É por isso que é preciso recuar no tempo e procurar registos meterológicos que se estendam por vários séculos. Só assim é possível identificar tendências de longo prazo assim como as variações naturais do clima.

Um dos locais de eleição para fazer pesquisa é a Biblioteca Britânica. É aqui que se encontra um enorme espólio de observações meteorológicas que está agora a ser estudado pelo climatologista Philip Brohan. “Aquilo que nos interessa é tentar descobrir como o tempo varia a longo prazo. Sabemos muito sobre o tempo presente, graças aos satélites e outros dados que são tratados pelo Gabinete de Meteorologia. Mas se há uma grande tempestade as pessoas perguntam, “É isto que acontece de tempos a tempos, é isto que resulta das mudanças climáticas?” É muito útil ser capaz de comparar o tempo, em particular as tempestades, as secas ou as inundações com os registos históricos”, defende Philip Brohan.

Alguns desses registos históricos começaram no alto mar. A Biblioteca Britânica tem os diários de bordo dos barcos da Companhia Britânica das Índias Orientais que fazia comércio com a Índia e China nos séculos 18 e 19. Esta instituição tem cerca de 9 mil diários de bordo desta companhia que datam desde 1605. Para a Companhia Britânica das Índias Orientais estes dados são muito úteis para a história do clima desde 1789 porque foi a partir daqui que os oficiais passaram a manter um registo objetivo e preciso do tempo. Os dados meteorológicos históricos são um recurso rico porque as informações são directamente anotadas num dado local a dada hora – mas será que são úteis na idade dos satélites?
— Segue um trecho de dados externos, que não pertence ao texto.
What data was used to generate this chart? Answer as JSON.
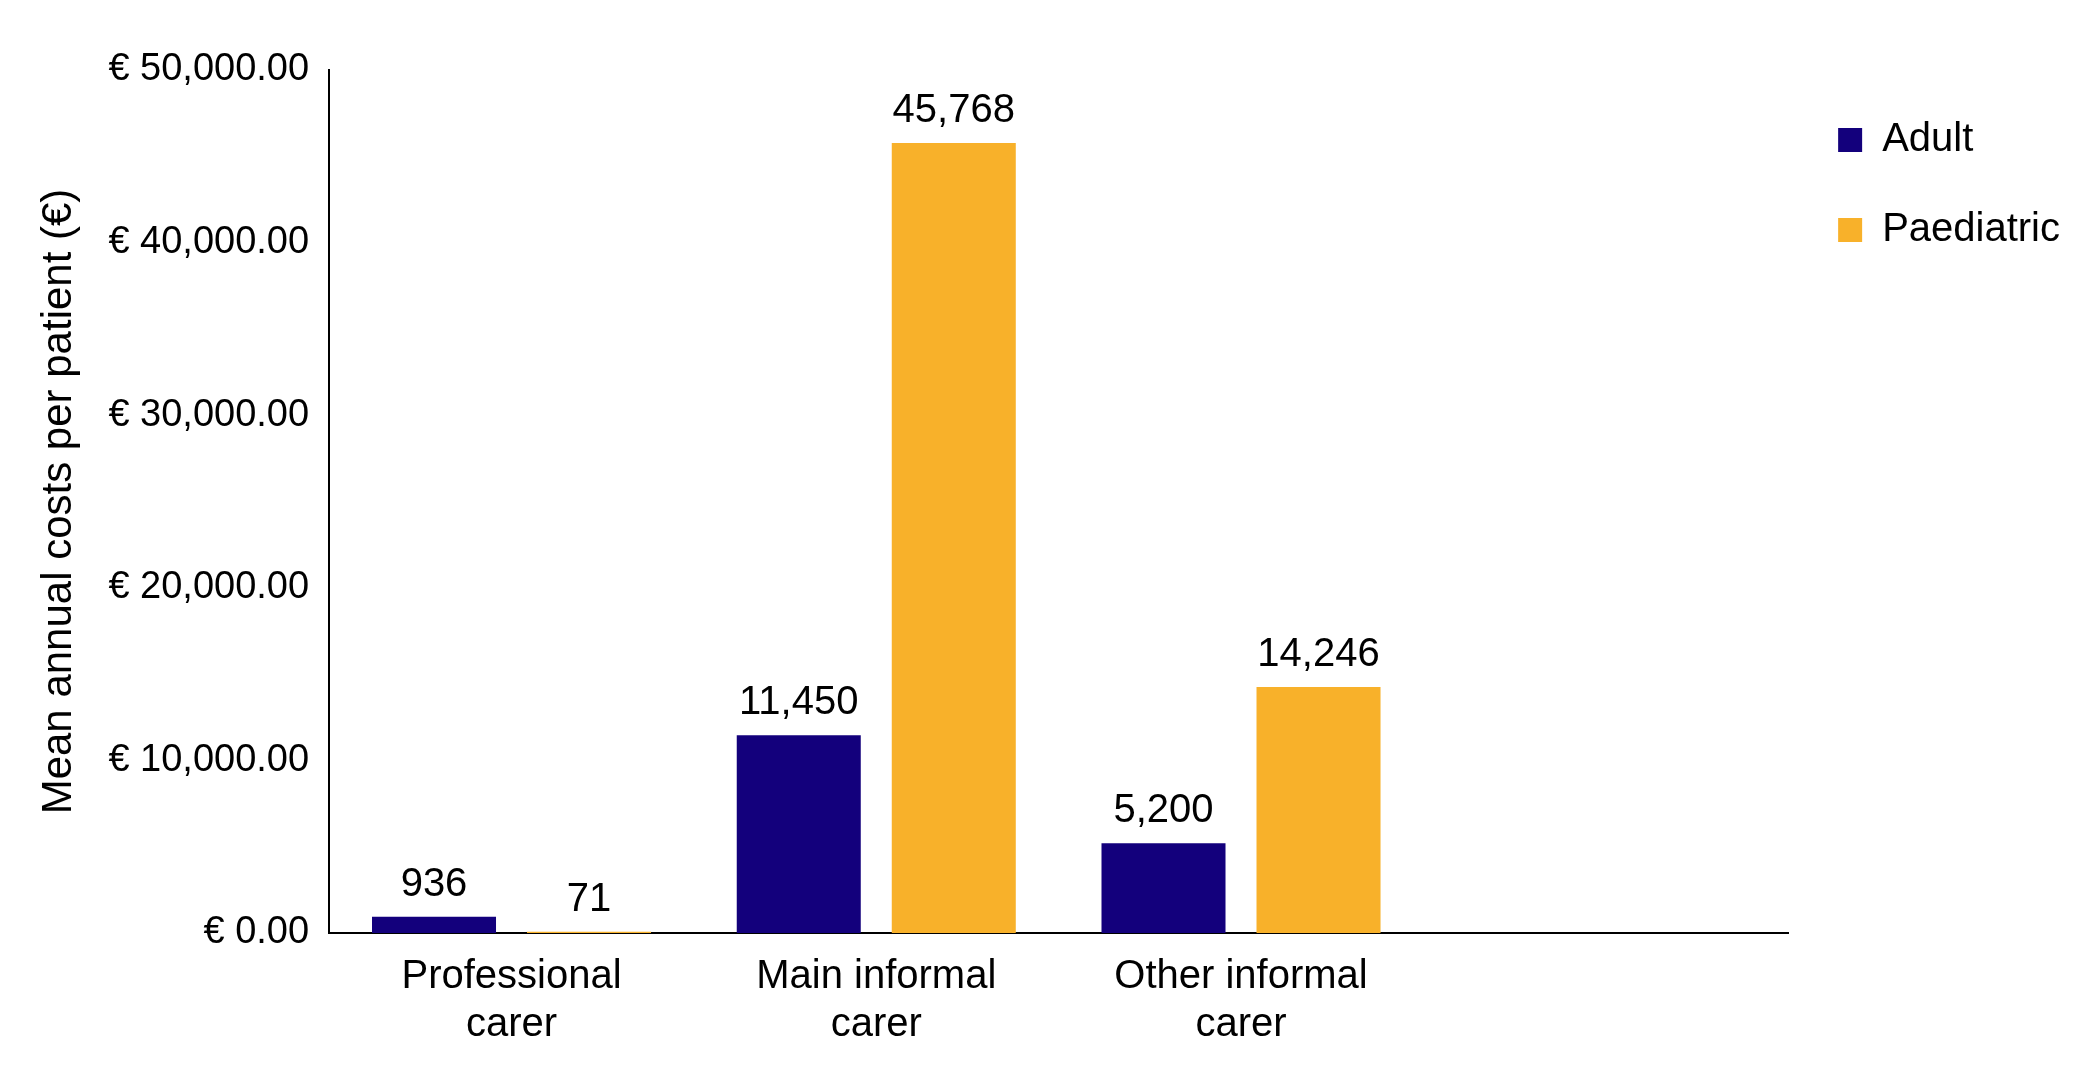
{
  "chart_data": {
    "type": "bar",
    "ylabel": "Mean annual costs per patient (€)",
    "categories": [
      "Professional carer",
      "Main informal carer",
      "Other informal carer",
      null
    ],
    "series": [
      {
        "name": "Adult",
        "color": "#13007c",
        "values": [
          936,
          11450,
          5200,
          null
        ],
        "value_labels": [
          "936",
          "11,450",
          "5,200",
          null
        ]
      },
      {
        "name": "Paediatric",
        "color": "#f8b12a",
        "values": [
          71,
          45768,
          14246,
          null
        ],
        "value_labels": [
          "71",
          "45,768",
          "14,246",
          null
        ]
      }
    ],
    "ylim": [
      0,
      50000
    ],
    "yticks": [
      {
        "value": 0,
        "label": "€ 0.00"
      },
      {
        "value": 10000,
        "label": "€ 10,000.00"
      },
      {
        "value": 20000,
        "label": "€ 20,000.00"
      },
      {
        "value": 30000,
        "label": "€ 30,000.00"
      },
      {
        "value": 40000,
        "label": "€ 40,000.00"
      },
      {
        "value": 50000,
        "label": "€ 50,000.00"
      }
    ],
    "grid": false,
    "legend": "top right"
  }
}
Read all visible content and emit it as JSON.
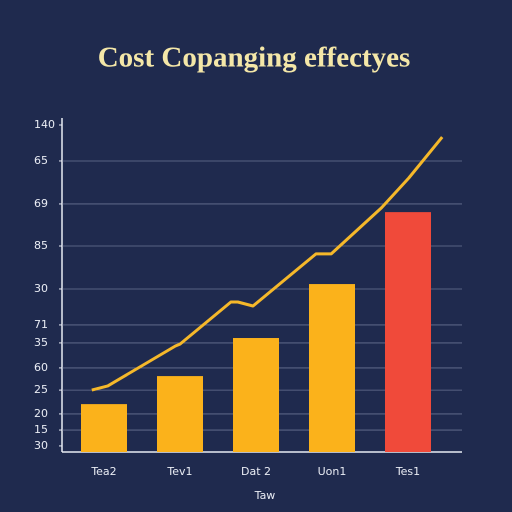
{
  "chart_data": {
    "type": "bar",
    "title": "Cost Copanging effectyes",
    "x_label": "Taw",
    "categories": [
      "Tea2",
      "Tev1",
      "Dat 2",
      "Uon1",
      "Tes1"
    ],
    "values": [
      20.5,
      32.5,
      48.8,
      71.9,
      102.7
    ],
    "colors": [
      "#fbb21b",
      "#fbb21b",
      "#fbb21b",
      "#fbb21b",
      "#f04a3a"
    ],
    "line": {
      "color": "#f5b82a",
      "x": [
        -0.16,
        0.05,
        0.94,
        1.0,
        1.67,
        1.76,
        1.96,
        2.79,
        2.99,
        3.65,
        4.01,
        4.45
      ],
      "values": [
        26.5,
        28.3,
        45.4,
        46.2,
        64.2,
        64.2,
        62.5,
        84.8,
        84.8,
        104.5,
        117.3,
        134.8
      ]
    },
    "ylim": [
      0,
      140
    ],
    "yticks": [
      140,
      {
        "value": 124.6,
        "label": "65"
      },
      {
        "value": 106.2,
        "label": "69"
      },
      {
        "value": 88.2,
        "label": "85"
      },
      {
        "value": 69.8,
        "label": "30"
      },
      {
        "value": 54.4,
        "label": "71"
      },
      {
        "value": 46.7,
        "label": "35"
      },
      {
        "value": 36,
        "label": "60"
      },
      {
        "value": 26.5,
        "label": "25"
      },
      {
        "value": 16.3,
        "label": "20"
      },
      {
        "value": 9.4,
        "label": "15"
      },
      {
        "value": 2.6,
        "label": "30"
      }
    ],
    "grid": true
  }
}
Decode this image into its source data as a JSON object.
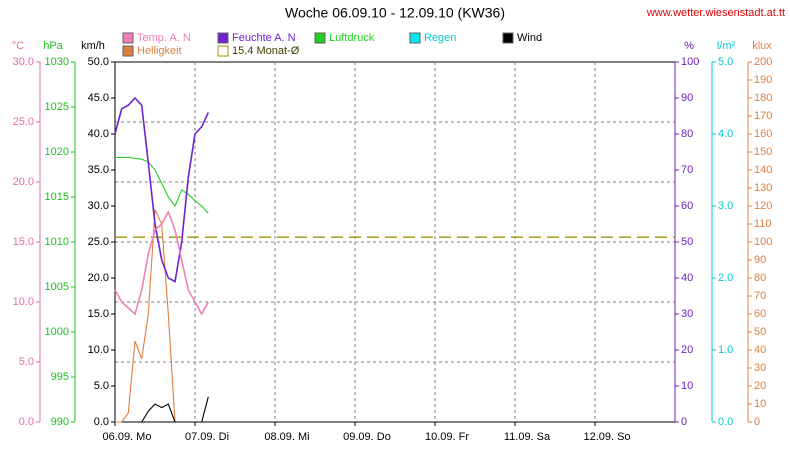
{
  "chart_data": {
    "type": "line",
    "title": "Woche 06.09.10 - 12.09.10 (KW36)",
    "source": "www.wetter.wiesenstadt.at.tt",
    "categories": [
      "06.09. Mo",
      "07.09. Di",
      "08.09. Mi",
      "09.09. Do",
      "10.09. Fr",
      "11.09. Sa",
      "12.09. So"
    ],
    "xlim": [
      0,
      168
    ],
    "x": [
      0,
      2,
      4,
      6,
      8,
      10,
      12,
      14,
      16,
      18,
      20,
      22,
      24,
      26,
      28
    ],
    "grid": true,
    "axes": [
      {
        "label": "°C",
        "color": "#e070a8",
        "lim": [
          0,
          30
        ],
        "ticks": [
          {
            "value": 0,
            "label": "0.0"
          },
          {
            "value": 5,
            "label": "5.0"
          },
          {
            "value": 10,
            "label": "10.0"
          },
          {
            "value": 15,
            "label": "15.0"
          },
          {
            "value": 20,
            "label": "20.0"
          },
          {
            "value": 25,
            "label": "25.0"
          },
          {
            "value": 30,
            "label": "30.0"
          }
        ]
      },
      {
        "label": "hPa",
        "color": "#20c020",
        "lim": [
          990,
          1030
        ],
        "ticks": [
          990,
          995,
          1000,
          1005,
          1010,
          1015,
          1020,
          1025,
          1030
        ]
      },
      {
        "label": "km/h",
        "color": "#000000",
        "lim": [
          0,
          50
        ],
        "ticks": [
          {
            "value": 0,
            "label": "0.0"
          },
          {
            "value": 5,
            "label": "5.0"
          },
          {
            "value": 10,
            "label": "10.0"
          },
          {
            "value": 15,
            "label": "15.0"
          },
          {
            "value": 20,
            "label": "20.0"
          },
          {
            "value": 25,
            "label": "25.0"
          },
          {
            "value": 30,
            "label": "30.0"
          },
          {
            "value": 35,
            "label": "35.0"
          },
          {
            "value": 40,
            "label": "40.0"
          },
          {
            "value": 45,
            "label": "45.0"
          },
          {
            "value": 50,
            "label": "50.0"
          }
        ]
      },
      {
        "label": "%",
        "color": "#7020c0",
        "lim": [
          0,
          100
        ],
        "ticks": [
          0,
          10,
          20,
          30,
          40,
          50,
          60,
          70,
          80,
          90,
          100
        ]
      },
      {
        "label": "l/m²",
        "color": "#00c8d0",
        "lim": [
          0,
          5
        ],
        "ticks": [
          {
            "value": 0,
            "label": "0.0"
          },
          {
            "value": 1,
            "label": "1.0"
          },
          {
            "value": 2,
            "label": "2.0"
          },
          {
            "value": 3,
            "label": "3.0"
          },
          {
            "value": 4,
            "label": "4.0"
          },
          {
            "value": 5,
            "label": "5.0"
          }
        ]
      },
      {
        "label": "klux",
        "color": "#e08040",
        "lim": [
          0,
          200
        ],
        "ticks": [
          0,
          10,
          20,
          30,
          40,
          50,
          60,
          70,
          80,
          90,
          100,
          110,
          120,
          130,
          140,
          150,
          160,
          170,
          180,
          190,
          200
        ]
      }
    ],
    "series": [
      {
        "name": "Temp. A. N",
        "color": "#f080b8",
        "axis": 0,
        "values": [
          11,
          10,
          9.5,
          9,
          11,
          14,
          16,
          16.5,
          17.5,
          16,
          13.5,
          11,
          10,
          9,
          10
        ]
      },
      {
        "name": "Feuchte A. N",
        "color": "#7020d0",
        "axis": 3,
        "values": [
          80,
          87,
          88,
          90,
          88,
          72,
          55,
          45,
          40,
          39,
          50,
          68,
          80,
          82,
          86
        ]
      },
      {
        "name": "Luftdruck",
        "color": "#20d020",
        "axis": 1,
        "values": [
          1019.4,
          1019.4,
          1019.4,
          1019.3,
          1019.2,
          1018.9,
          1018,
          1016.5,
          1015,
          1014,
          1015.8,
          1015.3,
          1014.6,
          1014,
          1013.2
        ]
      },
      {
        "name": "Regen",
        "color": "#00e8f0",
        "axis": 4,
        "values": [
          null,
          null,
          null,
          null,
          null,
          null,
          null,
          null,
          null,
          null,
          null,
          null,
          null,
          null,
          null
        ]
      },
      {
        "name": "Wind",
        "color": "#000000",
        "axis": 2,
        "values": [
          null,
          null,
          null,
          null,
          0,
          1.5,
          2.5,
          2,
          2.5,
          0,
          0,
          null,
          null,
          0,
          3.5
        ]
      },
      {
        "name": "Helligkeit",
        "color": "#e08040",
        "axis": 5,
        "values": [
          0,
          0,
          5,
          45,
          35,
          60,
          118,
          110,
          60,
          0,
          null,
          null,
          null,
          null,
          null
        ]
      }
    ],
    "reference": {
      "name": "15.4 Monat-Ø",
      "value": 15.4,
      "axis": 0,
      "color": "#a09000"
    }
  }
}
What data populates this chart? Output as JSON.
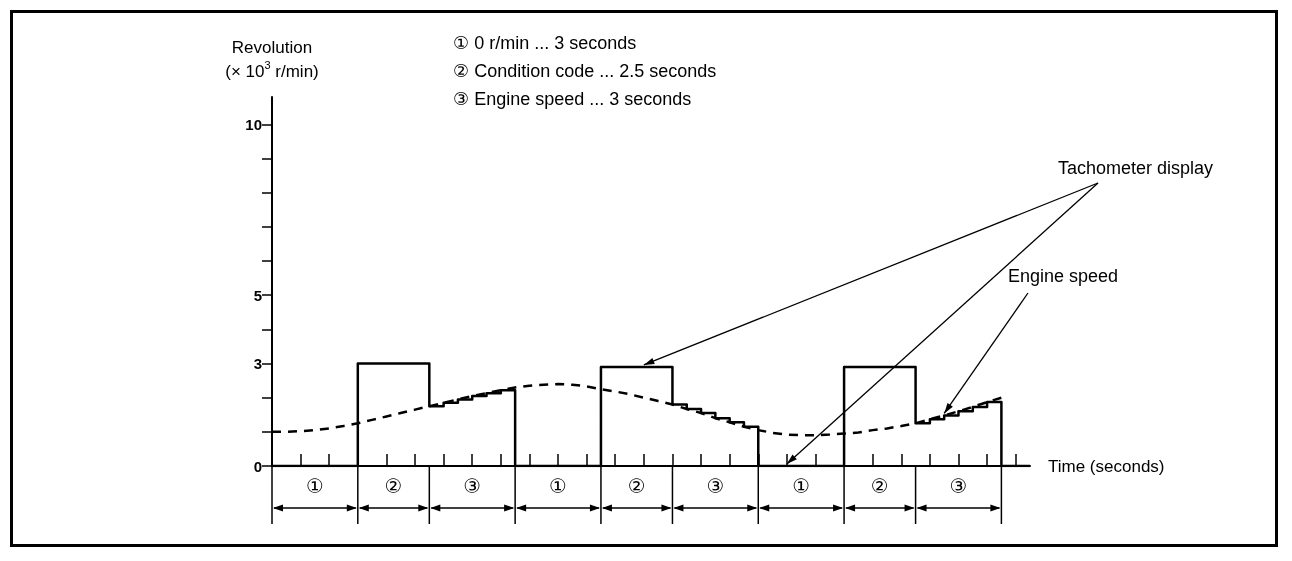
{
  "chart_data": {
    "type": "line",
    "xlabel": "Time (seconds)",
    "ylabel": "Revolution\n(× 10$^{3}$ r/min)",
    "subtitle": "① 0 r/min ... 3 seconds\n② Condition code ... 2.5 seconds\n③ Engine speed ... 3 seconds",
    "annotations": [
      "①",
      "②",
      "③",
      "①",
      "②",
      "③",
      "①",
      "②",
      "③"
    ],
    "categories": [
      null,
      null,
      null,
      null,
      null,
      null,
      null,
      null,
      null,
      null,
      null,
      null,
      null,
      null,
      null,
      null,
      null,
      null,
      null,
      null,
      null,
      null,
      null,
      null,
      null,
      null,
      null,
      null,
      null,
      null,
      null,
      null,
      null,
      null,
      null,
      null,
      null,
      null,
      null,
      null,
      null,
      null,
      null,
      null,
      null,
      null,
      null,
      null,
      null,
      null,
      null,
      null,
      null,
      null
    ],
    "ylim": [
      0,
      10.8
    ],
    "yticks": [
      0,
      {
        "value": 1,
        "label": null
      },
      {
        "value": 2,
        "label": null
      },
      3,
      {
        "value": 4,
        "label": null
      },
      5,
      {
        "value": 6,
        "label": null
      },
      {
        "value": 7,
        "label": null
      },
      {
        "value": 8,
        "label": null
      },
      {
        "value": 9,
        "label": null
      },
      10
    ],
    "tick_labels": "y",
    "legend": false,
    "marker": "none",
    "series": [
      {
        "name": "Engine speed",
        "color": "#000000",
        "line_style": "dashed",
        "values": [
          1.0,
          1.0,
          1.02,
          1.05,
          1.1,
          1.17,
          1.25,
          1.35,
          1.45,
          1.55,
          1.65,
          1.75,
          1.85,
          1.95,
          2.05,
          2.13,
          2.22,
          2.3,
          2.35,
          2.38,
          2.4,
          2.38,
          2.33,
          2.25,
          2.18,
          2.1,
          2.0,
          1.9,
          1.8,
          1.67,
          1.55,
          1.4,
          1.28,
          1.15,
          1.05,
          0.97,
          0.92,
          0.9,
          0.9,
          0.92,
          0.95,
          0.98,
          1.05,
          1.1,
          1.17,
          1.25,
          1.37,
          1.48,
          1.6,
          1.73,
          1.87,
          2.0,
          null,
          null
        ]
      },
      {
        "name": "Tachometer display",
        "type": "step",
        "color": "#000000",
        "line_style": "solid",
        "values": [
          0,
          0,
          0,
          0,
          0,
          0,
          3,
          3,
          3,
          3,
          3,
          1.75,
          1.85,
          1.95,
          2.05,
          2.13,
          2.22,
          0,
          0,
          0,
          0,
          0,
          0,
          2.9,
          2.9,
          2.9,
          2.9,
          2.9,
          1.8,
          1.67,
          1.55,
          1.4,
          1.28,
          1.15,
          0,
          0,
          0,
          0,
          0,
          0,
          2.9,
          2.9,
          2.9,
          2.9,
          2.9,
          1.25,
          1.37,
          1.48,
          1.6,
          1.73,
          1.87,
          0,
          0,
          0
        ]
      }
    ]
  }
}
Para o cientista Johannes Schmetz, “os satélites medem de forma muito diferente. Nós medimos os campos de radiação no estrato superior da atmosfera. Estes campos de radiação contêm informação sobre os parâmetros geofísicos que nos interessam, tais como os perfis de temperatura, os perfis de humidade, concentração de ozono na atmosfera ou, outro exemplo, seria a velocidade do vento na superfície do mar. O princípio de medida é muito diferente; os satélites medem algo e os parâmetros geofísicos que nos interessam são inferidos a partir daí.”

O que liga os dados históricos aos de satélite é que as leis fundamentais da física que governam o clima não mudaram. Isso significa que ambas as fontes de informação ajudam os cientistas a refinar os modelos climáticos. E ambos contribuem para analisar a questão subtil de quando é que tempo instável passa a ser mudança climática.

“Um evento individual não constitui prova de mudança. Uma prova de mudança é um evento estatístico relevante de longo prazo. Isso quer dizer que uma ocorrência não tem significado estatístico. Muitos destes acontecimentos têm significado. Por exemplo, se todos os verões forem mais quentes então passa a existir um registo estatístico e provado matematicamente que o clima está a mudar,” adianta Johannes Schmetz, cientista chefe do Eumetsat.

Combinar estes simples registos com os dados de alta precisão e densidade provenientes de satélites permite-nos estabelecer a fronteira entre tempo e clima assim como identificar as variações naturais no nosso tempo e como os gases que provocam o efeito de estufa estão a modificar a atmosfera.